There was a HUGE valley cravas something not sure what to call it and I about broke my neck going down it to get to the other side and almost crawled up it then wanted to video tape her but by the time he let her go and I grabbed my camera she ran down it and up it so had to just show daddy going up it and that she already made it lol. That tunnel got super dark where I couldn't see a thing and she took it both ways like a champ and it's rather long and has 3 turns where you gotta jump down and up into the next one plus it goes under the busy road so right on top of us were cars speeding by and it didn't phase the little tank. It's amazing how sound she is just the other night it was a 2 am potty break and the neighbors in front of us came home drunk crashed their car into their own car int he drive and started yelling like drunken idiots she just looked and kept walking.

Thanks for the great feed back BTW


----------



## MaggieRoseLee (Aug 17, 2001)

Keep up the good work! 

Lov'em and exercise them, and how wonderful they can be!!!


----------



## onyx'girl (May 18, 2007)

These videos are precious!
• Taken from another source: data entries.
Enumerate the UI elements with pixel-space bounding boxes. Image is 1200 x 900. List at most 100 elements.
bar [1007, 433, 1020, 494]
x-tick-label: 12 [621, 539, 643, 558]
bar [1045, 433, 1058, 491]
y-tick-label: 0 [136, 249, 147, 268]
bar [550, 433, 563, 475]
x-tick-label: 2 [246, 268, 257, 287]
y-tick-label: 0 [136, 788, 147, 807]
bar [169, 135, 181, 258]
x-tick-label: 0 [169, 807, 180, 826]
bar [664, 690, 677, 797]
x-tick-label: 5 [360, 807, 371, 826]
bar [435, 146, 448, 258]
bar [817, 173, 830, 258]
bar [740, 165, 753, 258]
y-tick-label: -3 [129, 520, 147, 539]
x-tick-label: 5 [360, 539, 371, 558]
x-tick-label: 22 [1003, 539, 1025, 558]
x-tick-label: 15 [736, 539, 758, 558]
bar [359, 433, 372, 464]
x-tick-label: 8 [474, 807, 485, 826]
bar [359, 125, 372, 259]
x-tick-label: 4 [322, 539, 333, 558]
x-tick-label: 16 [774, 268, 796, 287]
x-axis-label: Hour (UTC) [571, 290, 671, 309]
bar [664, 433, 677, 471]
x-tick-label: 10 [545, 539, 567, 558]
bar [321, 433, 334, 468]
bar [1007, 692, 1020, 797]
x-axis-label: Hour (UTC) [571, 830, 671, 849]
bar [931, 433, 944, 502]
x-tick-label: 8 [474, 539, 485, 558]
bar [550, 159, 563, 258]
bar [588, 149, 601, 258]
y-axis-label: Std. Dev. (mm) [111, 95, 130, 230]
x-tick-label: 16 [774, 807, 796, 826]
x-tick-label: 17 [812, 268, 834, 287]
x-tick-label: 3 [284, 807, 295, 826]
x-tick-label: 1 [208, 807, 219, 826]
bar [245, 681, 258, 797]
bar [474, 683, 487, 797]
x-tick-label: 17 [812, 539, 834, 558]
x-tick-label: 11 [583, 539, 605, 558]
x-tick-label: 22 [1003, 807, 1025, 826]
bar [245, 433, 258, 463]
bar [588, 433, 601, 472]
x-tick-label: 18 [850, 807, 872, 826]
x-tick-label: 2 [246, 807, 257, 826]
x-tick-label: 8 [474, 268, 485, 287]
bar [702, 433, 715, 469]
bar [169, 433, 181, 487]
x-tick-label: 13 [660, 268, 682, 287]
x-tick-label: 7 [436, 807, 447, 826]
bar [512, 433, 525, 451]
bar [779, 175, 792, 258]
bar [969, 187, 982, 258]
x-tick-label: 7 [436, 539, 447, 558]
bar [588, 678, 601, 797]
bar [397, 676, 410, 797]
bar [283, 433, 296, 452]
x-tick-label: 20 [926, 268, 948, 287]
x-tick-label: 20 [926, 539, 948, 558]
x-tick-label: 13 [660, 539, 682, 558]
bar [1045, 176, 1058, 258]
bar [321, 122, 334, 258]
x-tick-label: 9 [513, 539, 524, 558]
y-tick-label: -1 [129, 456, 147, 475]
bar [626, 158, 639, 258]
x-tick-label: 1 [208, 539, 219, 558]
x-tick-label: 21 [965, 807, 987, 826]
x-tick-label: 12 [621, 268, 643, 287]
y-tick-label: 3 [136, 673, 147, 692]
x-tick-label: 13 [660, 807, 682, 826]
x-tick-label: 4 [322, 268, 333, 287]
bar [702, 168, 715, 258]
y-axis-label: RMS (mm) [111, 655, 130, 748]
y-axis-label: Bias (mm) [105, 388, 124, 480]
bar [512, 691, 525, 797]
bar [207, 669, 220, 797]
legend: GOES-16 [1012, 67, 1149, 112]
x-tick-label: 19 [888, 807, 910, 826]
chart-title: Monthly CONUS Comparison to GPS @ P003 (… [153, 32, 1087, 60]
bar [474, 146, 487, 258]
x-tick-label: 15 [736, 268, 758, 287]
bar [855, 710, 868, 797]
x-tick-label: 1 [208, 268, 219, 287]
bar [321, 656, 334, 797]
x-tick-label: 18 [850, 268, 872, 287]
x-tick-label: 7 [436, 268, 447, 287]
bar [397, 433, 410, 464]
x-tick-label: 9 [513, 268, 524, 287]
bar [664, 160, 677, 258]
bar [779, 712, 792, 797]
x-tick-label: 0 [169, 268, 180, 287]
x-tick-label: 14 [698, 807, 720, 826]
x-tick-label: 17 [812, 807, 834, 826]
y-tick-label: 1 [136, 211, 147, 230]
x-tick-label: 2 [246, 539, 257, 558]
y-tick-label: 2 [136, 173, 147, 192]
And they will be treasures when Jinx is an adult. The nerves of these Wildhaus pups are amazing! Not much fazes them for sure!


----------



## Larien (Sep 26, 2010)

Ah I love her, she's the cutest dang thing! And so happy, I love to see a happy puppy who adores it's people, you guys must be great pup parents!


----------



## Kayos and Havoc (Oct 17, 2002)

Ah so this is where Jinx ended up!!! Sounds like she has a great home with you guys. I can't see your pics until I get home from work but I know how cute she is. 

(I was kind of trying to talk hubby into letting me have her, did not work and we have 3 so he said NO!)


----------



## Kayos and Havoc (Oct 17, 2002)

Wonderful pics and she looks very happy with you!


----------